Todd Steussie

No. 73, 75, 79
- Position: Offensive tackle

Personal information
- Born: December 1, 1970 (age 55) Canoga Park, California, U.S.
- Listed height: 6 ft 6 in (1.98 m)
- Listed weight: 310 lb (141 kg)

Career information
- High school: Agoura (Agoura Hills, California)
- College: California (1989–1993)
- NFL draft: 1994: 1st round, 19th overall pick

Career history
- Minnesota Vikings (1994–2000); Carolina Panthers (2001–2003); Tampa Bay Buccaneers (2004–2005); St. Louis Rams (2006–2007);

Awards and highlights
- 2× Second-team All-Pro (1997, 1998); 2× Pro Bowl (1997, 1998); PFWA All-Rookie Team (1994); First-team All-American (1993); Morris Trophy (1993); 2× First-team All-Pac-10 (1992, 1993); Second-team All-Pac-10 (1991);

Career NFL statistics
- Games played: 213
- Games started: 185
- Fumble recoveries: 7
- Stats at Pro Football Reference

= Todd Steussie =

American football player (born 1970)

Todd Edward Steussie (/ˈstjuːsi/; born December 1, 1970) is an American former professional football player who was an offensive tackle in the National Football League (NFL). He played college football for the California Golden Bears and was selected by the Minnesota Vikings in the first round of the 1994 NFL draft with the 19th overall pick. Steussie played for the Vikings, Carolina Panthers, Tampa Bay Buccaneers, and St. Louis Rams.

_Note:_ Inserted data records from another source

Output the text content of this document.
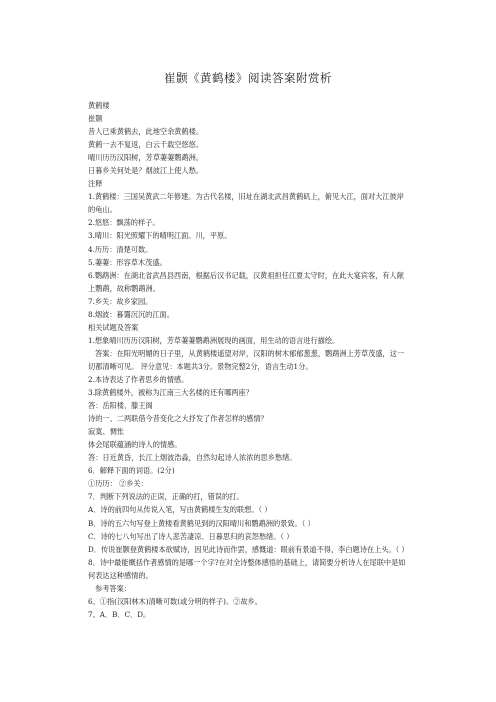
崔颢《黄鹤楼》阅读答案附赏析
黄鹤楼
崔颢
昔人已乘黄鹤去，此地空余黄鹤楼。
黄鹤一去不复返，白云千载空悠悠。
晴川历历汉阳树，芳草萋萋鹦鹉洲。
日暮乡关何处是？烟波江上使人愁。
注释
1.黄鹤楼：三国吴黄武二年修建。为古代名楼，旧址在湖北武昌黄鹤矶上，俯见大江，面对大江彼岸的龟山。
2.悠悠：飘荡的样子。
3.晴川：阳光照耀下的晴明江面。川，平原。
4.历历：清楚可数。
5.萋萋：形容草木茂盛。
6.鹦鹉洲：在湖北省武昌县西南，根据后汉书记载，汉黄祖担任江夏太守时，在此大宴宾客，有人献上鹦鹉，故称鹦鹉洲。
7.乡关：故乡家园。
8.烟波：暮霭沉沉的江面。
相关试题及答案
1.想象晴川历历汉阳树，芳草萋萋鹦鹉洲展现的画面，用生动的语言进行描绘。
答案：在阳光明媚的日子里，从黄鹤楼遥望对岸，汉阳的树木郁郁葱葱，鹦鹉洲上芳草茂盛，这一切都清晰可见。 评分意见：本题共3分。景物完整2分，语言生动1分。
2.本诗表达了作者思乡的情感。
3.除黄鹤楼外，被称为江南三大名楼的还有哪两座？
答：岳阳楼、滕王阁
诗的一、二两联借今昔变化之大抒发了作者怎样的感情？
寂寞、惆怅
体会尾联蕴涵的诗人的情感。
答：日近黄昏，长江上烟波浩淼，自然勾起诗人浓浓的思乡愁绪。
6．解释下面的词语。(2分)
①历历： ②乡关：
7．判断下列说法的正误，正确的打，错误的打。
A．诗的前四句从传说入笔，写由黄鹤楼生发的联想。（ ）
B．诗的五六句写登上黄楼看黄鹤见到的汉阳晴川和鹦鹉洲的景致。（ ）
C．诗的七八句写出了诗人悲苦凄凉、日暮思归的哀怨愁绪。（ ）
D．传说崔颢登黄鹤楼本欲赋诗，因见此诗而作罢，感慨道：眼前有景道不得，李白题诗在上头。（ ）
8．诗中最能概括作者感情的是哪一个字?在对全诗整体感悟的基础上，请简要分析诗人在尾联中是如何表达这种感情的。
参考答案：
6、①指(汉阳林木)清晰可数(或分明的样子)。②故乡。
7、A．B．C．D。
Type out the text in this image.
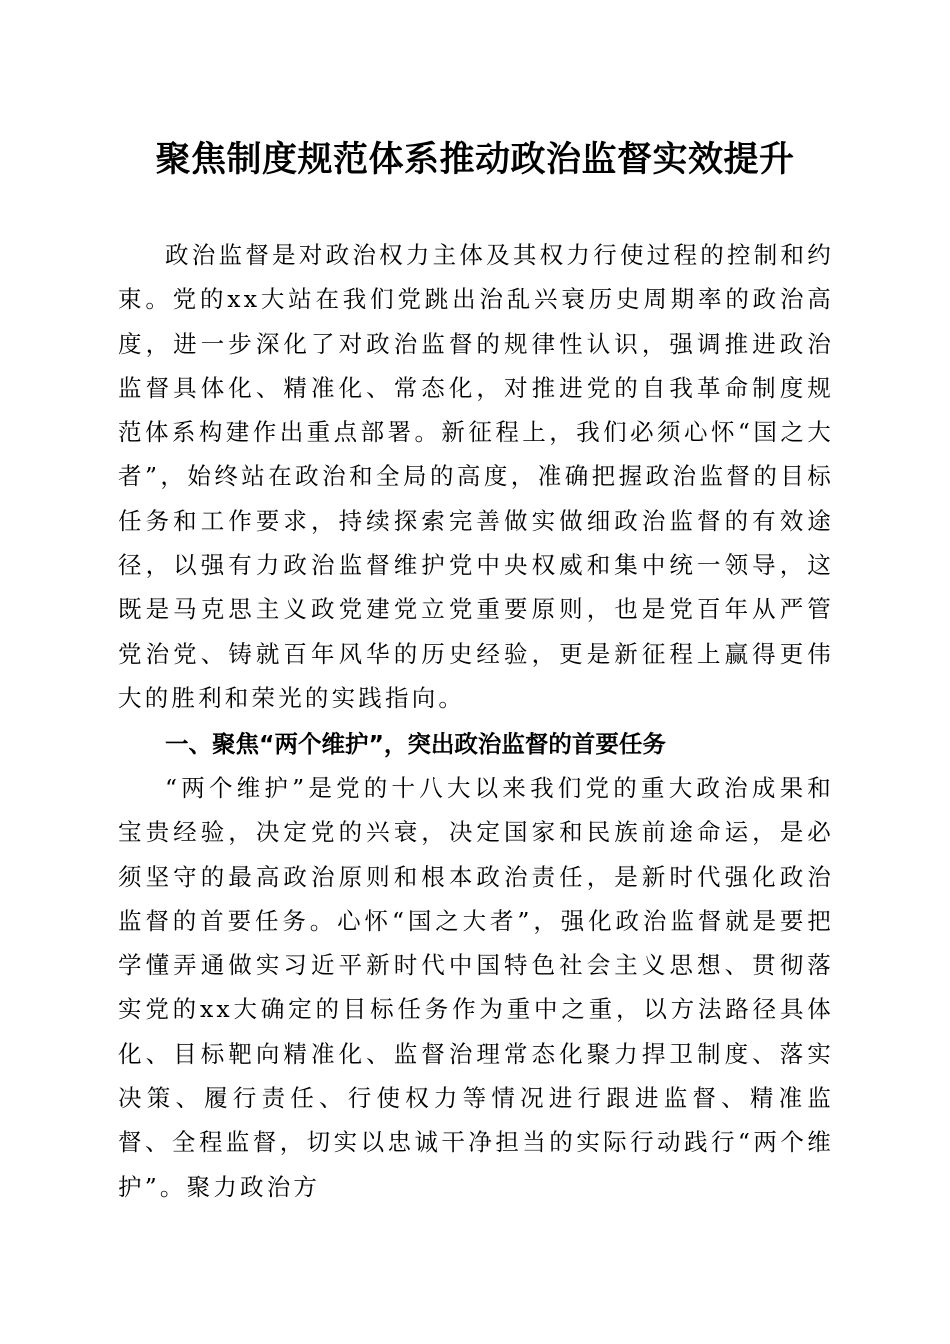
聚焦制度规范体系推动政治监督实效提升

政治监督是对政治权力主体及其权力行使过程的控制和约束。党的xx大站在我们党跳出治乱兴衰历史周期率的政治高度，进一步深化了对政治监督的规律性认识，强调推进政治监督具体化、精准化、常态化，对推进党的自我革命制度规范体系构建作出重点部署。新征程上，我们必须心怀“国之大者”，始终站在政治和全局的高度，准确把握政治监督的目标任务和工作要求，持续探索完善做实做细政治监督的有效途径，以强有力政治监督维护党中央权威和集中统一领导，这既是马克思主义政党建党立党重要原则，也是党百年从严管党治党、铸就百年风华的历史经验，更是新征程上赢得更伟大的胜利和荣光的实践指向。

一、聚焦“两个维护”，突出政治监督的首要任务

“两个维护”是党的十八大以来我们党的重大政治成果和宝贵经验，决定党的兴衰，决定国家和民族前途命运，是必须坚守的最高政治原则和根本政治责任，是新时代强化政治监督的首要任务。心怀“国之大者”，强化政治监督就是要把学懂弄通做实习近平新时代中国特色社会主义思想、贯彻落实党的xx大确定的目标任务作为重中之重，以方法路径具体化、目标靶向精准化、监督治理常态化聚力捍卫制度、落实决策、履行责任、行使权力等情况进行跟进监督、精准监督、全程监督，切实以忠诚干净担当的实际行动践行“两个维护”。聚力政治方
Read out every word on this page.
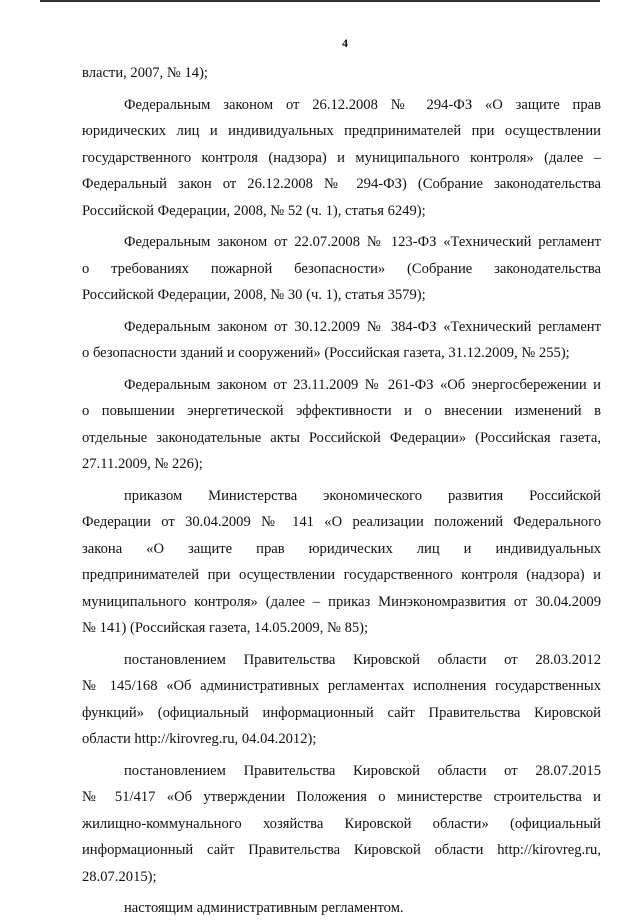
4
власти, 2007, № 14);
Федеральным законом от 26.12.2008 № 294-ФЗ «О защите прав
юридических лиц и индивидуальных предпринимателей при осуществлении
государственного контроля (надзора) и муниципального контроля» (далее –
Федеральный закон от 26.12.2008 № 294-ФЗ) (Собрание законодательства
Российской Федерации, 2008, № 52 (ч. 1), статья 6249);
Федеральным законом от 22.07.2008 № 123-ФЗ «Технический регламент
о требованиях пожарной безопасности» (Собрание законодательства
Российской Федерации, 2008, № 30 (ч. 1), статья 3579);
Федеральным законом от 30.12.2009 № 384-ФЗ «Технический регламент
о безопасности зданий и сооружений» (Российская газета, 31.12.2009, № 255);
Федеральным законом от 23.11.2009 № 261-ФЗ «Об энергосбережении и
о повышении энергетической эффективности и о внесении изменений в
отдельные законодательные акты Российской Федерации» (Российская газета,
27.11.2009, № 226);
приказом Министерства экономического развития Российской
Федерации от 30.04.2009 № 141 «О реализации положений Федерального
закона «О защите прав юридических лиц и индивидуальных
предпринимателей при осуществлении государственного контроля (надзора) и
муниципального контроля» (далее – приказ Минэкономразвития от 30.04.2009
№ 141) (Российская газета, 14.05.2009, № 85);
постановлением Правительства Кировской области от 28.03.2012
№ 145/168 «Об административных регламентах исполнения государственных
функций» (официальный информационный сайт Правительства Кировской
области http://kirovreg.ru, 04.04.2012);
постановлением Правительства Кировской области от 28.07.2015
№ 51/417 «Об утверждении Положения о министерстве строительства и
жилищно-коммунального хозяйства Кировской области» (официальный
информационный сайт Правительства Кировской области http://kirovreg.ru,
28.07.2015);
настоящим административным регламентом.
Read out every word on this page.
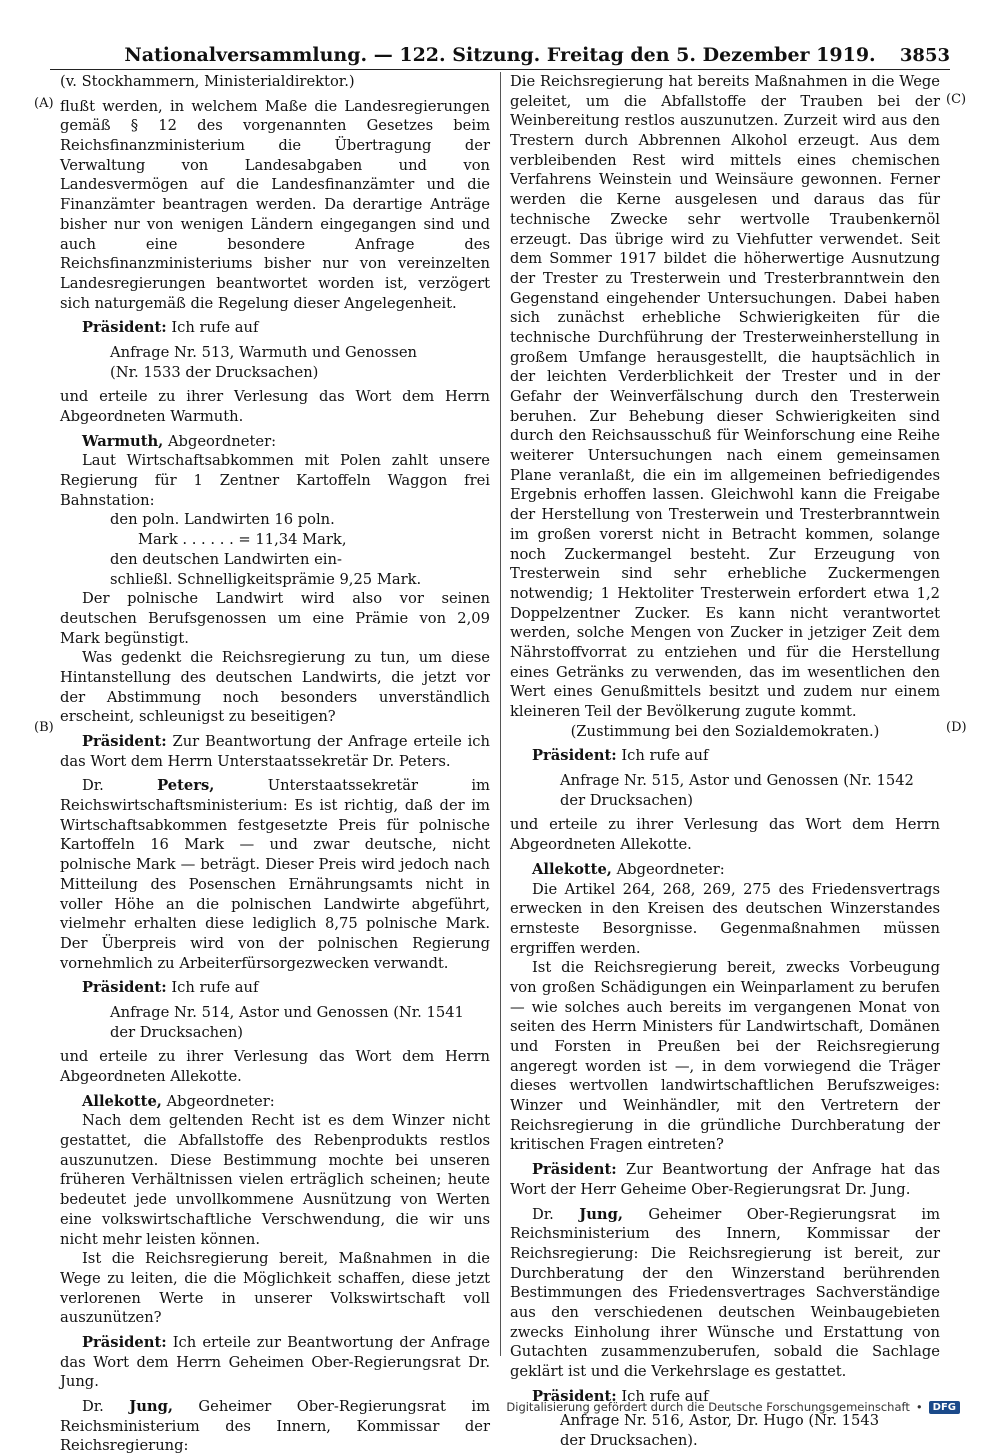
Nationalversammlung. — 122. Sitzung. Freitag den 5. Dezember 1919. 3853
(A)
(B)
(C)
(D)

(v. Stockhammern, Ministerialdirektor.)

flußt werden, in welchem Maße die Landesregierungen gemäß § 12 des vorgenannten Gesetzes beim Reichsfinanzministerium die Übertragung der Verwaltung von Landesabgaben und von Landesvermögen auf die Landesfinanzämter und die Finanzämter beantragen werden. Da derartige Anträge bisher nur von wenigen Ländern eingegangen sind und auch eine besondere Anfrage des Reichsfinanzministeriums bisher nur von vereinzelten Landesregierungen beantwortet worden ist, verzögert sich naturgemäß die Regelung dieser Angelegenheit.

Präsident: Ich rufe auf

Anfrage Nr. 513, Warmuth und Genossen

(Nr. 1533 der Drucksachen)

und erteile zu ihrer Verlesung das Wort dem Herrn Abgeordneten Warmuth.

Warmuth, Abgeordneter:

Laut Wirtschaftsabkommen mit Polen zahlt unsere Regierung für 1 Zentner Kartoffeln Waggon frei Bahnstation:

den poln. Landwirten 16 poln.

Mark . . . . . . = 11,34 Mark,

den deutschen Landwirten ein-

schließl. Schnelligkeitsprämie 9,25 Mark.

Der polnische Landwirt wird also vor seinen deutschen Berufsgenossen um eine Prämie von 2,09 Mark begünstigt.

Was gedenkt die Reichsregierung zu tun, um diese Hintanstellung des deutschen Landwirts, die jetzt vor der Abstimmung noch besonders unverständlich erscheint, schleunigst zu beseitigen?

Präsident: Zur Beantwortung der Anfrage erteile ich das Wort dem Herrn Unterstaatssekretär Dr. Peters.

Dr.	Peters,	Unterstaatssekretär im Reichswirtschaftsministerium: Es ist richtig, daß der im Wirtschaftsabkommen festgesetzte Preis für polnische Kartoffeln 16 Mark — und zwar deutsche, nicht polnische Mark — beträgt. Dieser Preis wird jedoch nach Mitteilung des Posenschen Ernährungsamts nicht in voller Höhe an die polnischen Landwirte abgeführt, vielmehr erhalten diese lediglich 8,75 polnische Mark. Der Überpreis wird von der polnischen Regierung vornehmlich zu Arbeiterfürsorgezwecken verwandt.

Präsident: Ich rufe auf

Anfrage Nr. 514, Astor und Genossen (Nr. 1541

der Drucksachen)

und erteile zu ihrer Verlesung das Wort dem Herrn Abgeordneten Allekotte.

Allekotte, Abgeordneter:

Nach dem geltenden Recht ist es dem Winzer nicht gestattet, die Abfallstoffe des Rebenprodukts restlos auszunutzen. Diese Bestimmung mochte bei unseren früheren Verhältnissen vielen erträglich scheinen; heute bedeutet jede unvollkommene Ausnützung von Werten eine volkswirtschaftliche Verschwendung, die wir uns nicht mehr leisten können.

Ist die Reichsregierung bereit, Maßnahmen in die Wege zu leiten, die die Möglichkeit schaffen, diese jetzt verlorenen Werte in unserer Volkswirtschaft voll auszunützen?

Präsident: Ich erteile zur Beantwortung der Anfrage das Wort dem Herrn Geheimen Ober-Regierungsrat Dr. Jung.

Dr. Jung, Geheimer Ober-Regierungsrat im Reichsministerium des Innern, Kommissar der Reichsregierung:

Die Reichsregierung hat bereits Maßnahmen in die Wege geleitet, um die Abfallstoffe der Trauben bei der Weinbereitung restlos auszunutzen. Zurzeit wird aus den Trestern durch Abbrennen Alkohol erzeugt. Aus dem verbleibenden Rest wird mittels eines chemischen Verfahrens Weinstein und Weinsäure gewonnen. Ferner werden die Kerne ausgelesen und daraus das für technische Zwecke sehr wertvolle Traubenkernöl erzeugt. Das übrige wird zu Viehfutter verwendet. Seit dem Sommer 1917 bildet die höherwertige Ausnutzung der Trester zu Tresterwein und Tresterbranntwein den Gegenstand eingehender Untersuchungen. Dabei haben sich zunächst erhebliche Schwierigkeiten für die technische Durchführung der Tresterweinherstellung in großem Umfange herausgestellt, die hauptsächlich in der leichten Verderblichkeit der Trester und in der Gefahr der Weinverfälschung durch den Tresterwein beruhen. Zur Behebung dieser Schwierigkeiten sind durch den Reichsausschuß für Weinforschung eine Reihe weiterer Untersuchungen nach einem gemeinsamen Plane veranlaßt, die ein im allgemeinen befriedigendes Ergebnis erhoffen lassen. Gleichwohl kann die Freigabe der Herstellung von Tresterwein und Tresterbranntwein im großen vorerst nicht in Betracht kommen, solange noch Zuckermangel besteht. Zur Erzeugung von Tresterwein sind sehr erhebliche Zuckermengen notwendig; 1 Hektoliter Tresterwein erfordert etwa 1,2 Doppelzentner Zucker. Es kann nicht verantwortet werden, solche Mengen von Zucker in jetziger Zeit dem Nährstoffvorrat zu entziehen und für die Herstellung eines Getränks zu verwenden, das im wesentlichen den Wert eines Genußmittels besitzt und zudem nur einem kleineren Teil der Bevölkerung zugute kommt.

(Zustimmung bei den Sozialdemokraten.)

Präsident: Ich rufe auf

Anfrage Nr. 515, Astor und Genossen (Nr. 1542

der Drucksachen)

und erteile zu ihrer Verlesung das Wort dem Herrn Abgeordneten Allekotte.

Allekotte, Abgeordneter:

Die Artikel 264, 268, 269, 275 des Friedensvertrags erwecken in den Kreisen des deutschen Winzerstandes ernsteste Besorgnisse. Gegenmaßnahmen müssen ergriffen werden.

Ist die Reichsregierung bereit, zwecks Vorbeugung von großen Schädigungen ein Weinparlament zu berufen — wie solches auch bereits im vergangenen Monat von seiten des Herrn Ministers für Landwirtschaft, Domänen und Forsten in Preußen bei der Reichsregierung angeregt worden ist —, in dem vorwiegend die Träger dieses wertvollen landwirtschaftlichen Berufszweiges: Winzer und Weinhändler, mit den Vertretern der Reichsregierung in die gründliche Durchberatung der kritischen Fragen eintreten?

Präsident: Zur Beantwortung der Anfrage hat das Wort der Herr Geheime Ober-Regierungsrat Dr. Jung.

Dr. Jung, Geheimer Ober-Regierungsrat im Reichsministerium des Innern, Kommissar der Reichsregierung: Die Reichsregierung ist bereit, zur Durchberatung der den Winzerstand berührenden Bestimmungen des Friedensvertrages Sachverständige aus den verschiedenen deutschen Weinbaugebieten zwecks Einholung ihrer Wünsche und Erstattung von Gutachten zusammenzuberufen, sobald die Sachlage geklärt ist und die Verkehrslage es gestattet.

Präsident: Ich rufe auf

Anfrage Nr. 516, Astor, Dr. Hugo (Nr. 1543

der Drucksachen).

Digitalisierung gefördert durch die Deutsche Forschungsgemeinschaft •	DFG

==Early life and college==
Steussie attended Agoura High School graduating in 1989 in Agoura Hills, California, and was a letterman in football. In football, he was a first team All-State selection as a defensive lineman.

Steussie played collegiately at the University of California, Berkeley, where he was a three-time All-Pac-10 selection (twice first-team). As a senior he was honored with the Morris Trophy as the conference's best offensive lineman, and was selected as a first-team All-American. In 2013 he was inducted into the school's hall of fame.

==Professional career==
Steussie was selected in the first round (19th pick overall) of the 1994 NFL draft by the Minnesota Vikings. He was the fourth offensive tackle to be drafted, after Bernard Williams, Wayne Gandy, and Aaron Taylor.

He would go on to become part of a big offensive line with the Vikings alongside Randall McDaniel, Jeff Christy, David Dixon, and Korey Stringer, and was named to two All-Pro teams and two Pro Bowls during his seven-year tenure with the Vikings. (The Pro Bowls following the 1997 and 1998 seasons). He played in 10 playoff games with the Vikings including 2 NFC Championship games (1998+2000 seasons)

Steussie was signed by the Carolina Panthers before the 2001 season and was part of an offensive line that allowed team record 29 sacks during a 1–15 season. Two years later, Steussie made his first Super Bowl appearance in Super Bowl XXXVIII. In 2004, he was released by the Panthers.

Steussie would play the next two seasons with the Tampa Bay Buccaneers and joined the St. Louis Rams in 2006, where he became a starter for the first time since the 5th game of the 2004 season. He started 15 games in 2006 (8 at LT, 7 at LG). During this year, he helped Steven Jackson and Marc Bulger to breakout Pro Bowl seasons. He was given an injury settlement after undergoing foot surgery on August 31, 2007. Before week 12, Steussie was signed by the Rams after his foot fully recovered from surgery. He came back to the Rams and started 4 days later. Steussie then started the final six games. He was a free agent after the 2007 season.